A novel, feed-forward vibration isolation scheme is developed that addresses the shortcomings of adaptive feedforward vibration isolation algorithms. This scheme which is based on the use of Kalman estimators (KE) does not require real-time adaptation and yet maintains its effectiveness when the attributes (such as the frequencies) of the disturbance changes. More importantly, it does not require that the disturbance be periodic.

The first step in designing the proposed active isolation controller is the design of the KE gains. The plant model used for this purpose is the combination of the transmitted force and structural dynamics models; see the part labeled ‘Plant’ in Figure 1. The KE should be subject to all the deterministic inputs that the plant is subject to, including the control force. This is why the realization of the structure inside the estimator in Figure 1 is subject to the transmitted force estimated by the estimator, twice. These two forces have the same magnitude and like the two forces acting on the structure, they are opposite in sign, zeroing the net force seen by the realization of the structure in the KE. This, in turn, results in zero estimates for the acceleration.
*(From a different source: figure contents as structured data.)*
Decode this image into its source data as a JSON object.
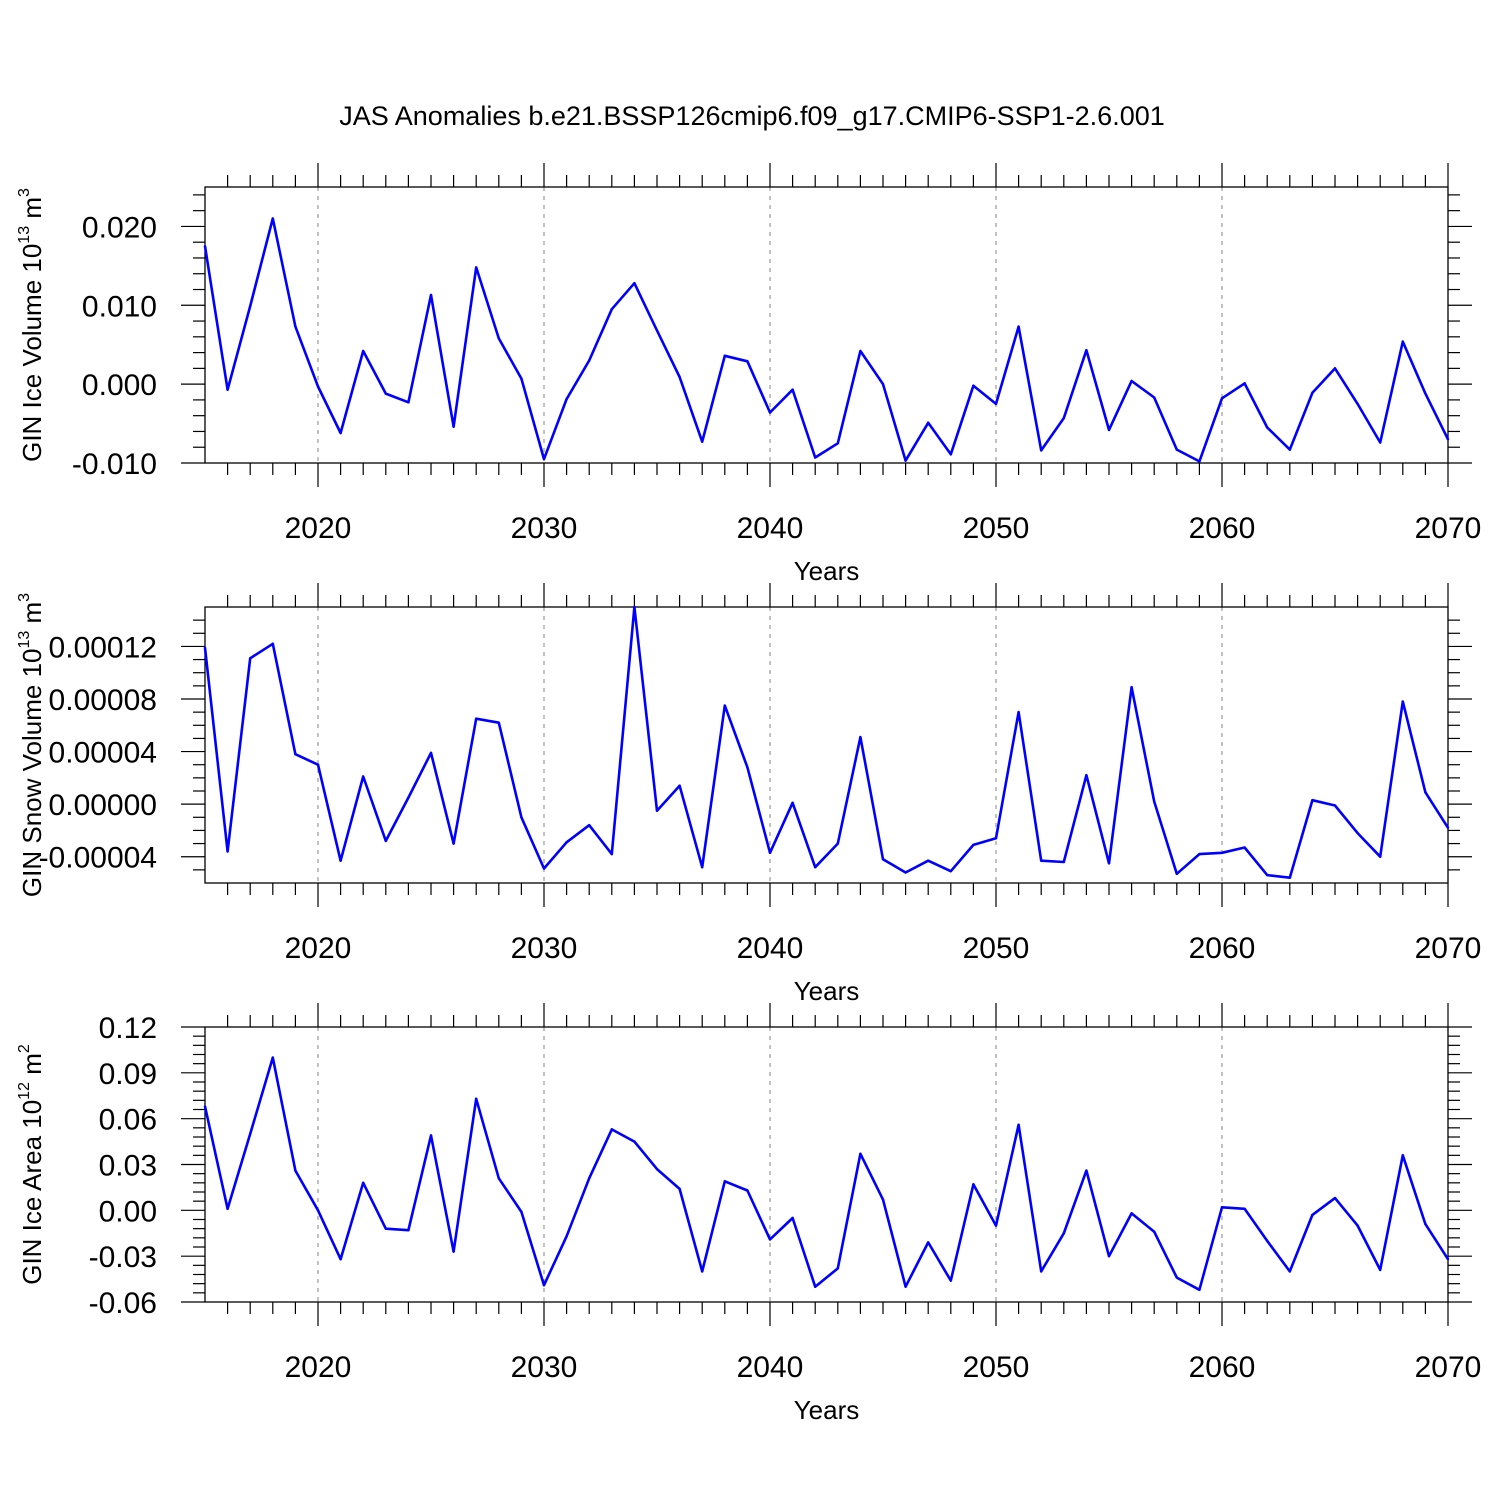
{
  "chart_data": [
    {
      "type": "line",
      "title": "JAS Anomalies b.e21.BSSP126cmip6.f09_g17.CMIP6-SSP1-2.6.001",
      "xlabel": "Years",
      "ylabel": "GIN Ice Volume 10",
      "ylabel_sup": "13",
      "ylabel_unit": "m",
      "ylabel_unit_sup": "3",
      "xlim": [
        2015,
        2070
      ],
      "ylim": [
        -0.01,
        0.025
      ],
      "xticks": [
        2020,
        2030,
        2040,
        2050,
        2060,
        2070
      ],
      "yticks": [
        -0.01,
        0.0,
        0.01,
        0.02
      ],
      "ytick_labels": [
        "-0.010",
        "0.000",
        "0.010",
        "0.020"
      ],
      "ytick_minor_step": 0.002,
      "grid": "dashed vertical at major x ticks",
      "color": "#0000ff",
      "x": [
        2015,
        2016,
        2017,
        2018,
        2019,
        2020,
        2021,
        2022,
        2023,
        2024,
        2025,
        2026,
        2027,
        2028,
        2029,
        2030,
        2031,
        2032,
        2033,
        2034,
        2035,
        2036,
        2037,
        2038,
        2039,
        2040,
        2041,
        2042,
        2043,
        2044,
        2045,
        2046,
        2047,
        2048,
        2049,
        2050,
        2051,
        2052,
        2053,
        2054,
        2055,
        2056,
        2057,
        2058,
        2059,
        2060,
        2061,
        2062,
        2063,
        2064,
        2065,
        2066,
        2067,
        2068,
        2069,
        2070
      ],
      "values": [
        0.0175,
        -0.0007,
        0.0099,
        0.021,
        0.0073,
        -0.0003,
        -0.0062,
        0.0042,
        -0.0012,
        -0.0023,
        0.0113,
        -0.0054,
        0.0148,
        0.0058,
        0.0007,
        -0.0095,
        -0.0019,
        0.003,
        0.0095,
        0.0128,
        0.0068,
        0.0009,
        -0.0073,
        0.0036,
        0.0029,
        -0.0036,
        -0.0007,
        -0.0093,
        -0.0075,
        0.0042,
        0.0,
        -0.0097,
        -0.0049,
        -0.0089,
        -0.0002,
        -0.0025,
        0.0073,
        -0.0084,
        -0.0043,
        0.0043,
        -0.0058,
        0.0004,
        -0.0017,
        -0.0083,
        -0.0098,
        -0.0018,
        0.0001,
        -0.0055,
        -0.0083,
        -0.0011,
        0.002,
        -0.0025,
        -0.0074,
        0.0054,
        -0.0012,
        -0.007
      ]
    },
    {
      "type": "line",
      "title": "",
      "xlabel": "Years",
      "ylabel": "GIN Snow Volume 10",
      "ylabel_sup": "13",
      "ylabel_unit": "m",
      "ylabel_unit_sup": "3",
      "xlim": [
        2015,
        2070
      ],
      "ylim": [
        -6e-05,
        0.00015
      ],
      "xticks": [
        2020,
        2030,
        2040,
        2050,
        2060,
        2070
      ],
      "yticks": [
        -4e-05,
        0.0,
        4e-05,
        8e-05,
        0.00012
      ],
      "ytick_labels": [
        "-0.00004",
        "0.00000",
        "0.00004",
        "0.00008",
        "0.00012"
      ],
      "ytick_minor_step": 1e-05,
      "grid": "dashed vertical at major x ticks",
      "color": "#0000ff",
      "x": [
        2015,
        2016,
        2017,
        2018,
        2019,
        2020,
        2021,
        2022,
        2023,
        2024,
        2025,
        2026,
        2027,
        2028,
        2029,
        2030,
        2031,
        2032,
        2033,
        2034,
        2035,
        2036,
        2037,
        2038,
        2039,
        2040,
        2041,
        2042,
        2043,
        2044,
        2045,
        2046,
        2047,
        2048,
        2049,
        2050,
        2051,
        2052,
        2053,
        2054,
        2055,
        2056,
        2057,
        2058,
        2059,
        2060,
        2061,
        2062,
        2063,
        2064,
        2065,
        2066,
        2067,
        2068,
        2069,
        2070
      ],
      "values": [
        0.000119,
        -3.6e-05,
        0.000111,
        0.000122,
        3.8e-05,
        3e-05,
        -4.3e-05,
        2.1e-05,
        -2.8e-05,
        5e-06,
        3.9e-05,
        -3e-05,
        6.5e-05,
        6.2e-05,
        -1e-05,
        -4.9e-05,
        -2.9e-05,
        -1.6e-05,
        -3.8e-05,
        0.00015,
        -5e-06,
        1.4e-05,
        -4.8e-05,
        7.5e-05,
        2.8e-05,
        -3.7e-05,
        1e-06,
        -4.8e-05,
        -3e-05,
        5.1e-05,
        -4.2e-05,
        -5.2e-05,
        -4.3e-05,
        -5.1e-05,
        -3.1e-05,
        -2.6e-05,
        7e-05,
        -4.3e-05,
        -4.4e-05,
        2.2e-05,
        -4.5e-05,
        8.9e-05,
        2e-06,
        -5.3e-05,
        -3.8e-05,
        -3.7e-05,
        -3.3e-05,
        -5.4e-05,
        -5.6e-05,
        3e-06,
        -1e-06,
        -2.2e-05,
        -4e-05,
        7.8e-05,
        9e-06,
        -1.8e-05
      ]
    },
    {
      "type": "line",
      "title": "",
      "xlabel": "Years",
      "ylabel": "GIN Ice Area 10",
      "ylabel_sup": "12",
      "ylabel_unit": "m",
      "ylabel_unit_sup": "2",
      "xlim": [
        2015,
        2070
      ],
      "ylim": [
        -0.06,
        0.12
      ],
      "xticks": [
        2020,
        2030,
        2040,
        2050,
        2060,
        2070
      ],
      "yticks": [
        -0.06,
        -0.03,
        0.0,
        0.03,
        0.06,
        0.09,
        0.12
      ],
      "ytick_labels": [
        "-0.06",
        "-0.03",
        "0.00",
        "0.03",
        "0.06",
        "0.09",
        "0.12"
      ],
      "ytick_minor_step": 0.006,
      "grid": "dashed vertical at major x ticks",
      "color": "#0000ff",
      "x": [
        2015,
        2016,
        2017,
        2018,
        2019,
        2020,
        2021,
        2022,
        2023,
        2024,
        2025,
        2026,
        2027,
        2028,
        2029,
        2030,
        2031,
        2032,
        2033,
        2034,
        2035,
        2036,
        2037,
        2038,
        2039,
        2040,
        2041,
        2042,
        2043,
        2044,
        2045,
        2046,
        2047,
        2048,
        2049,
        2050,
        2051,
        2052,
        2053,
        2054,
        2055,
        2056,
        2057,
        2058,
        2059,
        2060,
        2061,
        2062,
        2063,
        2064,
        2065,
        2066,
        2067,
        2068,
        2069,
        2070
      ],
      "values": [
        0.068,
        0.001,
        0.05,
        0.1,
        0.026,
        0.0,
        -0.032,
        0.018,
        -0.012,
        -0.013,
        0.049,
        -0.027,
        0.073,
        0.021,
        -0.001,
        -0.049,
        -0.017,
        0.021,
        0.053,
        0.045,
        0.027,
        0.014,
        -0.04,
        0.019,
        0.013,
        -0.019,
        -0.005,
        -0.05,
        -0.038,
        0.037,
        0.007,
        -0.05,
        -0.021,
        -0.046,
        0.017,
        -0.01,
        0.056,
        -0.04,
        -0.015,
        0.026,
        -0.03,
        -0.002,
        -0.014,
        -0.044,
        -0.052,
        0.002,
        0.001,
        -0.02,
        -0.04,
        -0.003,
        0.008,
        -0.01,
        -0.039,
        0.036,
        -0.009,
        -0.032
      ]
    }
  ]
}
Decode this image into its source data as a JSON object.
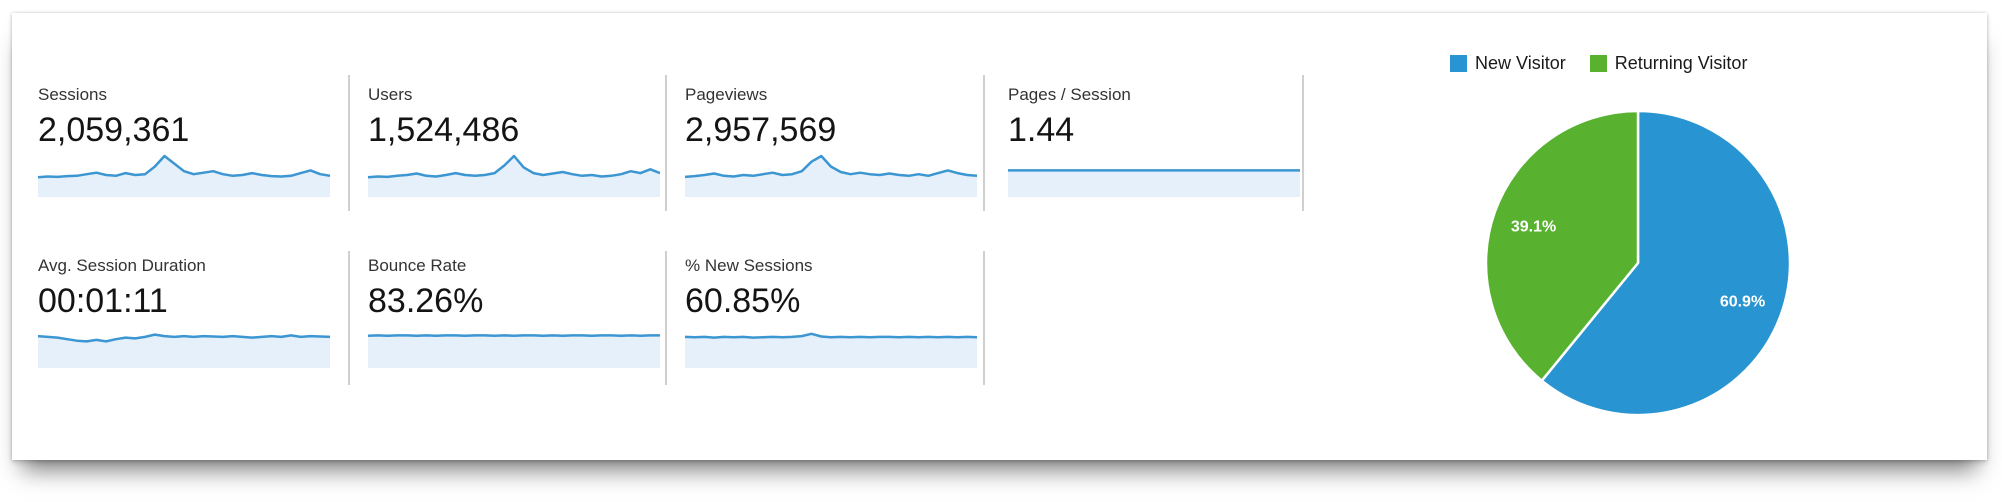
{
  "colors": {
    "spark_line": "#3c96d2",
    "spark_fill": "#e5f0fa",
    "divider": "#cfcfcf",
    "label_text": "#333333",
    "value_text": "#141414",
    "new_visitor_blue": "#2894d1",
    "returning_visitor_green": "#58b230"
  },
  "metrics": [
    {
      "label": "Sessions",
      "value": "2,059,361",
      "sparkline": [
        0.44,
        0.46,
        0.45,
        0.47,
        0.48,
        0.52,
        0.56,
        0.5,
        0.48,
        0.55,
        0.5,
        0.52,
        0.72,
        1.0,
        0.8,
        0.6,
        0.52,
        0.56,
        0.6,
        0.52,
        0.48,
        0.5,
        0.55,
        0.5,
        0.47,
        0.46,
        0.48,
        0.55,
        0.62,
        0.52,
        0.48
      ]
    },
    {
      "label": "Users",
      "value": "1,524,486",
      "sparkline": [
        0.44,
        0.46,
        0.45,
        0.48,
        0.5,
        0.54,
        0.48,
        0.46,
        0.5,
        0.55,
        0.5,
        0.48,
        0.5,
        0.55,
        0.75,
        1.0,
        0.7,
        0.55,
        0.5,
        0.54,
        0.58,
        0.52,
        0.48,
        0.5,
        0.46,
        0.48,
        0.52,
        0.6,
        0.55,
        0.65,
        0.55
      ]
    },
    {
      "label": "Pageviews",
      "value": "2,957,569",
      "sparkline": [
        0.45,
        0.47,
        0.5,
        0.54,
        0.48,
        0.46,
        0.5,
        0.48,
        0.52,
        0.56,
        0.5,
        0.52,
        0.6,
        0.85,
        1.0,
        0.72,
        0.58,
        0.52,
        0.56,
        0.52,
        0.5,
        0.54,
        0.5,
        0.48,
        0.52,
        0.48,
        0.55,
        0.62,
        0.55,
        0.5,
        0.48
      ]
    },
    {
      "label": "Pages / Session",
      "value": "1.44",
      "sparkline": [
        0.62,
        0.62,
        0.62,
        0.62,
        0.62,
        0.62,
        0.62,
        0.62,
        0.62,
        0.62,
        0.62,
        0.62,
        0.62,
        0.62,
        0.62,
        0.62,
        0.62,
        0.62,
        0.62,
        0.62,
        0.62,
        0.62,
        0.62,
        0.62,
        0.62,
        0.62,
        0.62,
        0.62,
        0.62,
        0.62,
        0.62
      ]
    },
    {
      "label": "Avg. Session Duration",
      "value": "00:01:11",
      "sparkline": [
        0.76,
        0.74,
        0.72,
        0.68,
        0.64,
        0.62,
        0.66,
        0.62,
        0.68,
        0.72,
        0.7,
        0.74,
        0.8,
        0.76,
        0.74,
        0.76,
        0.74,
        0.76,
        0.75,
        0.74,
        0.76,
        0.74,
        0.72,
        0.74,
        0.76,
        0.74,
        0.78,
        0.74,
        0.76,
        0.75,
        0.74
      ]
    },
    {
      "label": "Bounce Rate",
      "value": "83.26%",
      "sparkline": [
        0.77,
        0.78,
        0.77,
        0.78,
        0.78,
        0.77,
        0.78,
        0.77,
        0.78,
        0.78,
        0.77,
        0.78,
        0.78,
        0.77,
        0.78,
        0.77,
        0.78,
        0.78,
        0.77,
        0.78,
        0.77,
        0.78,
        0.78,
        0.77,
        0.78,
        0.78,
        0.77,
        0.78,
        0.77,
        0.78,
        0.78
      ]
    },
    {
      "label": "% New Sessions",
      "value": "60.85%",
      "sparkline": [
        0.74,
        0.73,
        0.74,
        0.72,
        0.74,
        0.73,
        0.74,
        0.72,
        0.73,
        0.74,
        0.73,
        0.74,
        0.76,
        0.82,
        0.75,
        0.73,
        0.74,
        0.73,
        0.74,
        0.73,
        0.74,
        0.74,
        0.73,
        0.74,
        0.73,
        0.74,
        0.73,
        0.74,
        0.73,
        0.74,
        0.73
      ]
    }
  ],
  "chart_data": {
    "type": "pie",
    "legend_position": "top",
    "start_angle_deg": 0,
    "direction": "clockwise",
    "slices": [
      {
        "label": "New Visitor",
        "value": 60.9,
        "display": "60.9%",
        "color": "#2894d1"
      },
      {
        "label": "Returning Visitor",
        "value": 39.1,
        "display": "39.1%",
        "color": "#58b230"
      }
    ]
  }
}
Knowing that the acceleration of the structure estimated by the KE will always be zero, eliminates the need for realizing the structure inside the estimator. This reduces the computational burden of the KE to the realization of the 2nd order transmitted force block, only, which in turn lowers the complexity of the controller. Figure 1 shows the block diagram of the con­trolled system.

Note that the controller consists of the transmitted force model and the KE gain. The structure model (shown in dashed block), being subject to zero net input, does not need to be included in the formulation of the controller.

The effectiveness of the controller is demonstrated experimentally by isolat­ing the mass in a 2nd order system from the vibration of its own base. A shaker is used to input the base vibration disturbance to the plant and a commercially available piezoelectric actuator is used to actively isolate the mass from the base vibration. The frequency response functions mapping the acceleration of the base to that of the mass of the controlled and uncontrolled structure, are measured and presented in Figure 2, indicates the high vibration isolation performance of the controller.